“E’ una iniziativa di una docente che in una classe quinta, nell’ambito di un percorso di educazione civica sullo sviluppo del pensiero critico, ha ritenuto di utilizzare questo libro, in accordo con i ragazzi, alcuni dei quali avevano già il pdf”.
Così Giuseppina Pagano, dirigente del liceo scientifico Ribezzo di Francavilla Fontana, in provincia di Brindisi, parla con l’ANSA dell’utilizzo del libro ‘Il mondo al contrario’ del generale Roberto Vannacci, nel percorso didattico di una classe del suo istituto.
Il libro di Vannacci ha suscitato molte polemiche perché – come sostenuto da alcuni critici – supporta posizioni xenofobe e razziste, e attacca i diritti delle persone Lgbt.
Pagano spiega che “non potevamo mettere la testa sotto la sabbia e far finta che queste cose non accadono perché poi fuori dalla scuola i ragazzi le incontrano. Quindi è meglio se in un contesto come scuola riusciamo a interagire con loro, a provocare un dibatito controllato e critico, trattando diversi punti di vista”.
“Come diceva la professoressa che ha avuto l’idea – evidenzia la preside – ‘per prendere le distanze da un libro bisogna leggerlo’. Da me è venuto un solo genitore che ha ritenuto potesse esserci qualche problema, per cui sono andata ad accertarmi nella classe e ho parlato con i ragazzi che quasi mi guardavano perplessi e non capivano perché la cosa stesse suscitando un problema”.
“Il lavoro – prosegue – è fatto per stimolare liberamente il pensiero dei ragazzi.

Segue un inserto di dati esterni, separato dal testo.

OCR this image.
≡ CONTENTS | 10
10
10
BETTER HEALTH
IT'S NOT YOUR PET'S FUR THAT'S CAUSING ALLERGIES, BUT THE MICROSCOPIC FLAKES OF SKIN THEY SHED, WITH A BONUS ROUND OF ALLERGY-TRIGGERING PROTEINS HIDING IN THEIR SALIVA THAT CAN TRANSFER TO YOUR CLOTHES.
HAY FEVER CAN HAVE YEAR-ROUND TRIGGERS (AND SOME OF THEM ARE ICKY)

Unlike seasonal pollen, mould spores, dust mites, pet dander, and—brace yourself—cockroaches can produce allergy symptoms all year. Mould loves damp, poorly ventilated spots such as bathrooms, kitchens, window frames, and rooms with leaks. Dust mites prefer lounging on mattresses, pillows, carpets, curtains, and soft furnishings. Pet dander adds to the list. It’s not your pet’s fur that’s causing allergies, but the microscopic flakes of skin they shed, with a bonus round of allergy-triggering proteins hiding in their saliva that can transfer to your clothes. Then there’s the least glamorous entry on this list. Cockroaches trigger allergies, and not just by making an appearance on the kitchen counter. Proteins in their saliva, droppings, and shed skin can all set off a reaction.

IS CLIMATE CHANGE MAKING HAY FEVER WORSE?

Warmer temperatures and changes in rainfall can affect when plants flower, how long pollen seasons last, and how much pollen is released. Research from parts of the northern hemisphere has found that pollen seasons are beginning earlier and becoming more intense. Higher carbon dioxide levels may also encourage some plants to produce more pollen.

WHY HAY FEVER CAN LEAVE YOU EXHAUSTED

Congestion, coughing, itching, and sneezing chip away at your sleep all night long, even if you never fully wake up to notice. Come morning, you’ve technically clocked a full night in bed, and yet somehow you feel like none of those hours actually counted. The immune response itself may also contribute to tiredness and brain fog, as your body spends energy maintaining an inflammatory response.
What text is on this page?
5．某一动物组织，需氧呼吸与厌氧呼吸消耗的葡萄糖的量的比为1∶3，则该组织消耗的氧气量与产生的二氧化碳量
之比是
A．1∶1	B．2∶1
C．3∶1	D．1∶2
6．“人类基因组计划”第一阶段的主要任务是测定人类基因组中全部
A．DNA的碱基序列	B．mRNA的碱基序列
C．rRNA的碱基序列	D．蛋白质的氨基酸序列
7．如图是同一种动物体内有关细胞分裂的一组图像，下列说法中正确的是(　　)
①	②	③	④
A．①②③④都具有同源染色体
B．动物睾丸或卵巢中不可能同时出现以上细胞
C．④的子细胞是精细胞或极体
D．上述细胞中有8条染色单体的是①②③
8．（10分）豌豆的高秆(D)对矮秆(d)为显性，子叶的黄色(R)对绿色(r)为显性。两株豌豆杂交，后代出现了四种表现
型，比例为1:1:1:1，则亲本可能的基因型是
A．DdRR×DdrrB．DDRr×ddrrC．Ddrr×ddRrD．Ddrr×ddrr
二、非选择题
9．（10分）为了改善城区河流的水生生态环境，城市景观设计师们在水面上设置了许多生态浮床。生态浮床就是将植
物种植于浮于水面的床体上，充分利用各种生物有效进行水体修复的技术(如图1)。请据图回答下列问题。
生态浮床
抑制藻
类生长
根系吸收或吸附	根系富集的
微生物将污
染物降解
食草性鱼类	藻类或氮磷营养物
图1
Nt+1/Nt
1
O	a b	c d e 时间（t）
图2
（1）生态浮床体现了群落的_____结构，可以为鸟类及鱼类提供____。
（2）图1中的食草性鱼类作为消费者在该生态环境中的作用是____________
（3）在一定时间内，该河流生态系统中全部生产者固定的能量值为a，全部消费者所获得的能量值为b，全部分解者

Devono affrontare l’esame di Stato, sono abbastanza grandi ed è giusto che all’interno della scuola si faccia un lavoro del genere.
Non so davvero il problema dove sia, dal momento che non si lasciano i ragazzi soli, alla mercè di quello che accade sui social, a livello mediatico. Anzi si dà loro degli strumenti in più per poterli affrontare nel modo giusto”.
Nessun problema, alcun imbarazzo. E’ un punto di vista ragionevole, leggere per capire, comprendere per saper disinnescare l’ordigno eventuale. Ma, intanto, si dice che gli “strumenti”, quelli che istituzionalmente dovrebbe fornire la scuola, non sono sufficienti o adeguati.
E che l’ultimo trend strombazzato dai media merita la dignità culturale di un programma scolastico e di un libro di testo. Dimenticando che compito e responsabilità della scuola è scegliere ciò che vale la pena insegnare e ciò che non vale la pena insegnare.
Prima ancora dei luoghi comuni, delle scivolate razziste, dei pregiudizi assortiti, sono la sciatteria stilistica e la miseria argomentativa del libro in questione che dovrebbero preoccupare il pedagogo. Vannacci non è un Celine.